The district court rejected that motion, holding that the committee had failed to meet its burden to justify expedition, and suggesting that the court should not rush to decide the difficult legal questions presented in the case. The case was eventually argued on Nov. 6. It has now been more than two months since oral argument, more than six months since the case was first filed, and more than eight months since the subpoena was issued—yet McFadden still hasn’t issued a ruling.

Then, on Tuesday, McFadden delayed a decision even further. McFadden issued an order stating that the case is stayed “pending a decision in Committee on the Judiciary, U.S. House of Representatives v. McGahn.” But it is hard to understand why he would be awaiting a decision in the McGahn case. The two cases raise different issues: The tax return case raises the issue of Congress’ powers under a federal statute and its Article I investigatory authority, while the McGahn case raises a separate issue of the immunity of the president’s close advisers to congressional subpoenas during an impeachment inquiry.

To be sure, one could argue that both cases raise broader jurisdictional questions about Congress’ power to bring suits like these at all, but even that issue is not identical: the tax return case involves Congress’ power to enforce a right to documents that it has under a federal statute and to engage in oversight in aid of its legislative function, while the McGahn case involves Congress’ power to enforce a subpoena of a witness as part of an impeachment investigation. There is no judicial principle that requires McFadden to refuse to decide the case before him until the court of appeals has weighed in on a tangentially related issue in a separate case. And it is particularly unclear why he would wait here, given that multiple other district court judges in McFadden’s district have already ruled that Congress can bring suits like the tax return one.

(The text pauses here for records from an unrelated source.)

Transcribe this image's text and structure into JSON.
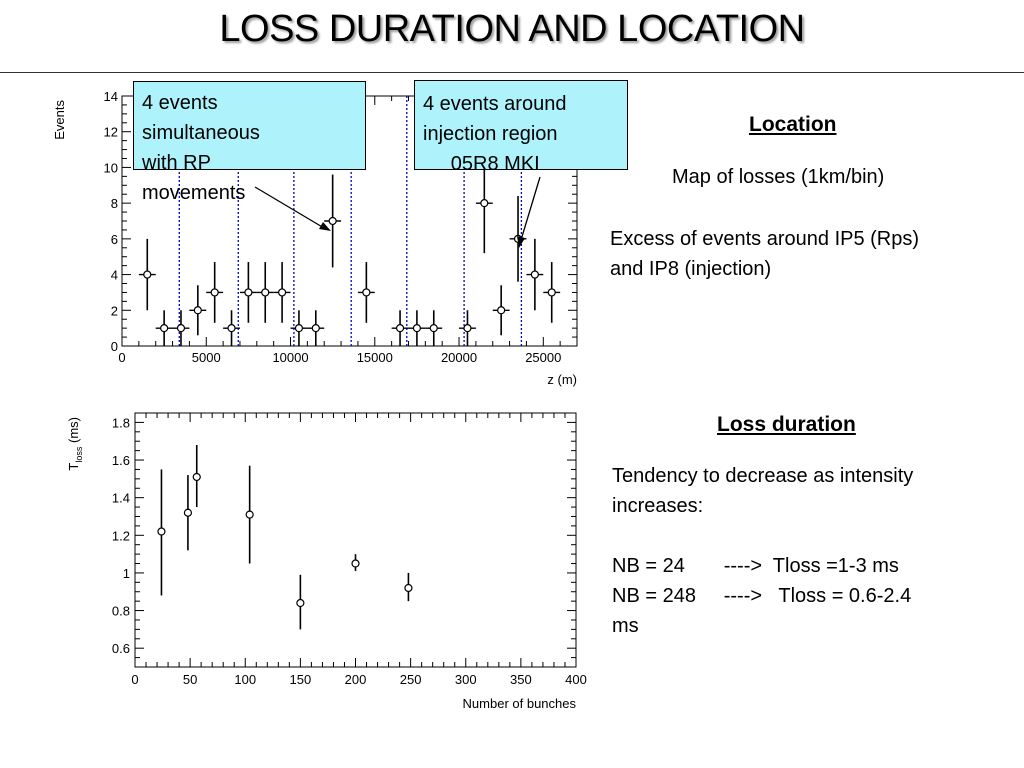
{
  "title": "LOSS DURATION AND LOCATION",
  "callouts": [
    {
      "lines": [
        "4 events",
        "simultaneous",
        "with RP",
        "movements"
      ]
    },
    {
      "lines": [
        "4 events around",
        "injection region",
        "     05R8 MKI"
      ]
    }
  ],
  "location": {
    "heading": "Location",
    "map_text": "Map of losses (1km/bin)",
    "excess_lines": [
      "Excess of events around IP5 (Rps)",
      "and IP8 (injection)"
    ]
  },
  "loss_duration": {
    "heading": "Loss duration",
    "lines": [
      "Tendency to decrease as intensity",
      "increases:",
      "",
      "NB = 24       ---->  Tloss =1-3 ms",
      "NB = 248     ---->   Tloss = 0.6-2.4",
      "ms"
    ]
  },
  "colors": {
    "callout_fill": "#aef3fb",
    "marker_line": "#0000cc"
  },
  "chart_data": [
    {
      "type": "scatter",
      "xlabel": "z (m)",
      "ylabel": "Events",
      "xlim": [
        0,
        27000
      ],
      "ylim": [
        0,
        14
      ],
      "xticks": [
        0,
        5000,
        10000,
        15000,
        20000,
        25000
      ],
      "yticks": [
        0,
        2,
        4,
        6,
        8,
        10,
        12,
        14
      ],
      "bin_width": 1000,
      "points": [
        {
          "x": 1500,
          "y": 4,
          "err": 2
        },
        {
          "x": 2500,
          "y": 1,
          "err": 1
        },
        {
          "x": 3500,
          "y": 1,
          "err": 1
        },
        {
          "x": 4500,
          "y": 2,
          "err": 1.4
        },
        {
          "x": 5500,
          "y": 3,
          "err": 1.7
        },
        {
          "x": 6500,
          "y": 1,
          "err": 1
        },
        {
          "x": 7500,
          "y": 3,
          "err": 1.7
        },
        {
          "x": 8500,
          "y": 3,
          "err": 1.7
        },
        {
          "x": 9500,
          "y": 3,
          "err": 1.7
        },
        {
          "x": 10500,
          "y": 1,
          "err": 1
        },
        {
          "x": 11500,
          "y": 1,
          "err": 1
        },
        {
          "x": 12500,
          "y": 7,
          "err": 2.6
        },
        {
          "x": 14500,
          "y": 3,
          "err": 1.7
        },
        {
          "x": 16500,
          "y": 1,
          "err": 1
        },
        {
          "x": 17500,
          "y": 1,
          "err": 1
        },
        {
          "x": 18500,
          "y": 1,
          "err": 1
        },
        {
          "x": 20500,
          "y": 1,
          "err": 1
        },
        {
          "x": 21500,
          "y": 8,
          "err": 2.8
        },
        {
          "x": 22500,
          "y": 2,
          "err": 1.4
        },
        {
          "x": 23500,
          "y": 6,
          "err": 2.4
        },
        {
          "x": 24500,
          "y": 4,
          "err": 2
        },
        {
          "x": 25500,
          "y": 3,
          "err": 1.7
        }
      ],
      "vertical_lines": [
        3400,
        6900,
        10200,
        13600,
        16900,
        20300,
        23700
      ]
    },
    {
      "type": "scatter",
      "xlabel": "Number of bunches",
      "ylabel_main": "T",
      "ylabel_sub": "loss",
      "ylabel_unit": " (ms)",
      "xlim": [
        0,
        400
      ],
      "ylim": [
        0.5,
        1.85
      ],
      "xticks": [
        0,
        50,
        100,
        150,
        200,
        250,
        300,
        350,
        400
      ],
      "yticks": [
        0.6,
        0.8,
        1,
        1.2,
        1.4,
        1.6,
        1.8
      ],
      "points": [
        {
          "x": 24,
          "y": 1.22,
          "lo": 0.88,
          "hi": 1.55
        },
        {
          "x": 48,
          "y": 1.32,
          "lo": 1.12,
          "hi": 1.52
        },
        {
          "x": 56,
          "y": 1.51,
          "lo": 1.35,
          "hi": 1.68
        },
        {
          "x": 104,
          "y": 1.31,
          "lo": 1.05,
          "hi": 1.57
        },
        {
          "x": 150,
          "y": 0.84,
          "lo": 0.7,
          "hi": 0.99
        },
        {
          "x": 200,
          "y": 1.05,
          "lo": 1.01,
          "hi": 1.1
        },
        {
          "x": 248,
          "y": 0.92,
          "lo": 0.85,
          "hi": 1.0
        }
      ]
    }
  ]
}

McFadden’s order is also troubling because of what it means for Congress’ ability to eventually obtain Trump’s tax returns. The current Congress is already more than halfway over. Thus, even if the committee is correct on the law and is entitled to the tax returns, there is a real risk that Trump will manage to run out the clock and let any subpoena for his tax returns expire before it can be enforced. That’s especially true here, where—as an attorney for the House noted in a hearing before the judge issued his order—there will need to be further briefing on the merits of the case even if the judge rules in favor of the House on the preliminary briefing.

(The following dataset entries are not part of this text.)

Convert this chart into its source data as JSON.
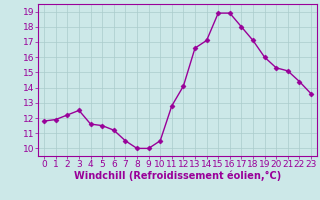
{
  "x": [
    0,
    1,
    2,
    3,
    4,
    5,
    6,
    7,
    8,
    9,
    10,
    11,
    12,
    13,
    14,
    15,
    16,
    17,
    18,
    19,
    20,
    21,
    22,
    23
  ],
  "y": [
    11.8,
    11.9,
    12.2,
    12.5,
    11.6,
    11.5,
    11.2,
    10.5,
    10.0,
    10.0,
    10.5,
    12.8,
    14.1,
    16.6,
    17.1,
    18.9,
    18.9,
    18.0,
    17.1,
    16.0,
    15.3,
    15.1,
    14.4,
    13.6
  ],
  "line_color": "#990099",
  "marker": "D",
  "marker_size": 2.5,
  "bg_color": "#cce8e8",
  "grid_color": "#aacccc",
  "xlabel": "Windchill (Refroidissement éolien,°C)",
  "ylabel_ticks": [
    10,
    11,
    12,
    13,
    14,
    15,
    16,
    17,
    18,
    19
  ],
  "ylim": [
    9.5,
    19.5
  ],
  "xlim": [
    -0.5,
    23.5
  ],
  "axis_color": "#990099",
  "tick_color": "#990099",
  "label_color": "#990099",
  "font_size": 6.5,
  "xlabel_fontsize": 7,
  "linewidth": 1.0
}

The possibility that justice delayed could be justice denied is why judges should be expediting cases like this and ensuring that they are decided quickly to avoid any purposeful attempts at delay by the parties. To that point, it is noteworthy that several other cases involving congressional requests for documents and testimony from the Trump administration have moved far quicker—for example, the case involving financial documents from Trump’s accounting firm Mazars, which is already at the Supreme Court and in which Rao dissented, and the case involving the portions of the Mueller report redacted as grand jury materials, which was already argued before the D.C. Circuit.

Unfortunately, rather than moving quickly to decide a case of national import like this one, McFadden is delaying, possibly to the point that there will not be time for full resolution of the case. Let us hope the D.C. Circuit, which heard arguments in the McGahn case earlier this month, issues its decision quickly and prevents the district court from using the pendency of that case as an excuse to refuse to decide whether Trump’s tax returns must be released.